Mr Doherty said it was keen to attract players into the market, as the Republic was falling behind in the development of this technology.
"Ireland was already three years behind the rest of the world and we were in a situation where we had two people applying for three licences," Mr Doherty told the court.
In contrast, he pointed out that when Smart, Eircom and Meteor competed for the final 3G licence last year, they were seeking entry to a mature and potentially profitable market.
Smart Telecom emerged as the winner last November, and ComReg offered it the licence.
However, it withdrew the offer in February because it says Smart failed to provide it with performance guarantees by an agreed deadline of January 30th.
The guarantees, or bonds, required Smart to pay penalties of up to €100 million if it failed to meet agreed milestones in building the network. The company says that it provided ComReg with draft bonds by January 30th and wants the High Court to order the regulator to issue the licence.

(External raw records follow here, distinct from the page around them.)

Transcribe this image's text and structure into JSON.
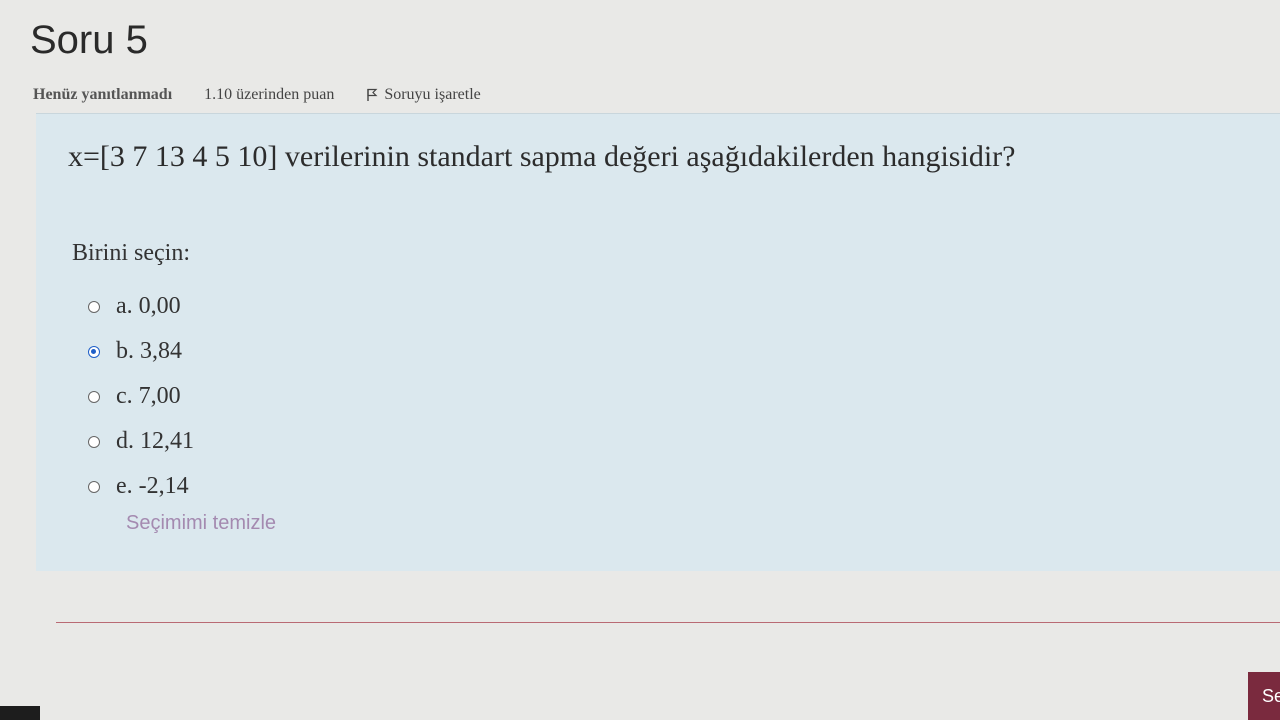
{
  "question": {
    "title": "Soru 5",
    "state": "Henüz yanıtlanmadı",
    "grade": "1.10 üzerinden puan",
    "flag_label": "Soruyu işaretle",
    "text": "x=[3 7 13 4 5 10] verilerinin standart sapma değeri aşağıdakilerden hangisidir?",
    "prompt": "Birini seçin:",
    "answers": [
      {
        "label": "a. 0,00",
        "selected": false
      },
      {
        "label": "b. 3,84",
        "selected": true
      },
      {
        "label": "c. 7,00",
        "selected": false
      },
      {
        "label": "d. 12,41",
        "selected": false
      },
      {
        "label": "e. -2,14",
        "selected": false
      }
    ],
    "clear_choice": "Seçimimi temizle"
  },
  "nav": {
    "next_label": "Se"
  },
  "colors": {
    "accent": "#7a2a3e",
    "question_bg": "#dbe8ee",
    "radio_selected": "#1f5fc8"
  },
  "icons": {
    "flag": "flag-icon"
  }
}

It emerged this week that when ComReg granted Vodafone a 3G licence in 2002, it accepted a bond from that company declaring that penalties would not be paid if the licence was terminated.
Smart included a similar term in its bonds, but the regulator told the company that this condition was unacceptable.
Mr Doherty told Smart's senior counsel, Michael Cush, that the commission met the company three days after the deadline to establish if it could provide acceptable bonds within a reasonable period of time.